On the other hand, despite the small sample size (4.1% of the entire population), underweight patients had significantly shorter TTF, PFS and OS, when compared to normal weight patients, confirming that malnutrition (and cachexia) is an independent negative prognostic factor. Nonetheless, when we compared obese and overweight patients (Table 7) with normal weight patients we observed significantly improved clinical outcomes favouring the overweight group, which suggests that overweightness has a direct impact on the efficacy of ICIs.

In our study we also carried a gender-based analysis. Previously, it has been reported that female patients tend to have lower benefit from ICI compared to males [36, 37]. However, whether the gender plays a key role in determining the clinical outcome to immunotherapy is still in need of further investigation. In our study, we found that overweight female patients derived a greater clinical benefit form immunotherapy as compared to the male counterpart (Table 5). However, it should be highlighted that overweightness was associated with improved outcomes in both males and females in the multivariate analysis. This led us to speculate that in our population the predictive role of BMI was to be stronger than the predictive role of gender.

Certainly, the relationship between sex, adipose tissue and immunity is complex and ambiguous. Sex-hormones, in particular estrogens, could affect adipose tissue functions [38], but in some respects their influence on the immune systems does not seem unidirectional [39]. Furthermore, the median age of female patients in our study was 67, indicating a prevalence of postmenopausal patients. In this specific population the adipose tissue becomes a major source of circulating estrogens [40].

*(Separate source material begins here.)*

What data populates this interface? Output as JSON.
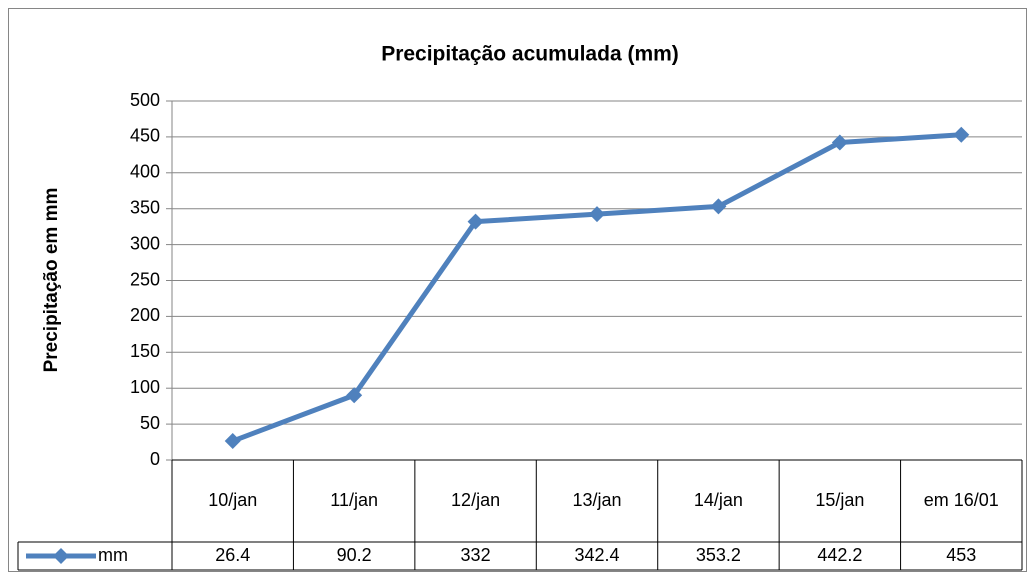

Another way to explain how BMI might affect sex hormones levels and the immune response, is through diet regimens which underpin the weight gain. Indeed, gut microbiota may be influenced by the different "modifying pressures" of various diet types. Interestingly, males and females have recently been reported to have gender-specific differences in their immune system and gut microbiota composition. Whether these differences in gut microbiota composition might impact the efficacy or the safety profile of immunotherapy is subject of intense research and is expected to provide us further insight in the optimal management of our patients [41,42,43].

Our study is certainly flawed by several caveats, including the retrospective design with the risk of selection and data collection biases, the heterogeneity of the analyzed population, the lack of a centralized imaging review for response assessment and the lack of data about patient comorbidities. In addition, the lack of control group of patients who did not received ICIs further limit the power of our analysis. On the other hand, a unique strength of our study is that we evaluated the predictive role of baseline assessment of BMI in a “real life” population of individuals candidate to receive ICIs.


In this study we demonstrated that patients with a BMI ≥ 25 experienced better clinical outcomes with anti-PD-1/PD-L1 agents, compared to those with a BMI < 25. Our results suggest that BMI could be a useful predictive tool in clinical practice as well as a reliable stratification variable for prospective clinical trials with ICIs.